Tuesday, August 17, 2010

Veterans Medical Followups Delayed at Portland VA Medical Center , VAOIG Report

Veterans Health Administration Review of Alleged Use of Unauthorized Wait Lists at the Portland VA Medical Center

Report Number 10-01857-225, 8/17/2010
Summary

This review determined the validity of an allegation that senior officials in Veterans Integrated Service Network 20 (VISN) instructed employees at the Portland VA Medical Center to use unauthorized wait lists to hide access and scheduling problems.

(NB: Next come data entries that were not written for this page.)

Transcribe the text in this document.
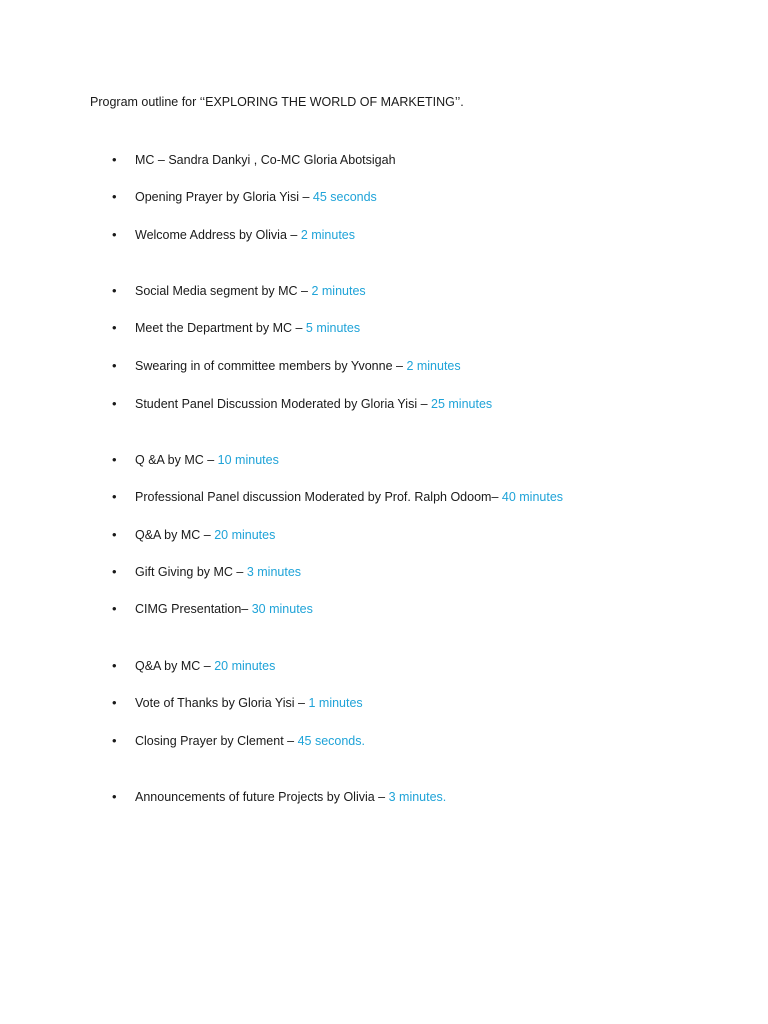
Program outline for ‘‘EXPLORING THE WORLD OF MARKETING’’.
• MC – Sandra Dankyi , Co-MC Gloria Abotsigah
• Opening Prayer by Gloria Yisi – 45 seconds
• Welcome Address by Olivia – 2 minutes
• Social Media segment by MC – 2 minutes
• Meet the Department by MC – 5 minutes
• Swearing in of committee members by Yvonne – 2 minutes
• Student Panel Discussion Moderated by Gloria Yisi – 25 minutes
• Q &A by MC – 10 minutes
• Professional Panel discussion Moderated by Prof. Ralph Odoom– 40 minutes
• Q&A by MC – 20 minutes
• Gift Giving by MC – 3 minutes
• CIMG Presentation– 30 minutes
• Q&A by MC – 20 minutes
• Vote of Thanks by Gloria Yisi – 1 minutes
• Closing Prayer by Clement – 45 seconds.
• Announcements of future Projects by Olivia – 3 minutes.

Although we did not substantiate the allegation, we did find that the Portland VA Medical Center’s automated recall system failed to generate and distribute postcards to over 2,900 patients that remind them to call the medical center and schedule their follow-up eye appointments. This resulted in an average delay in care of 128 days. To address this issue, Portland VA Medical Center staff stated that in September 2009, they revised the reminder postcards to enable the recall system to print the postcards and started monitoring transmission reports to ensure the recall system mailed the postcards.

We recommended that the VISN Director ensure that the Portland VA Medical Center Director reexamine the list of patients that did not receive a reminder postcard and ensure each patient was contacted to remind them to schedule their follow-up care. The VISN Director and Portland VA Medical Center Director agreed with our findings and recommendations and stated they have scheduled or seen all patients that did not receive a reminder postcard.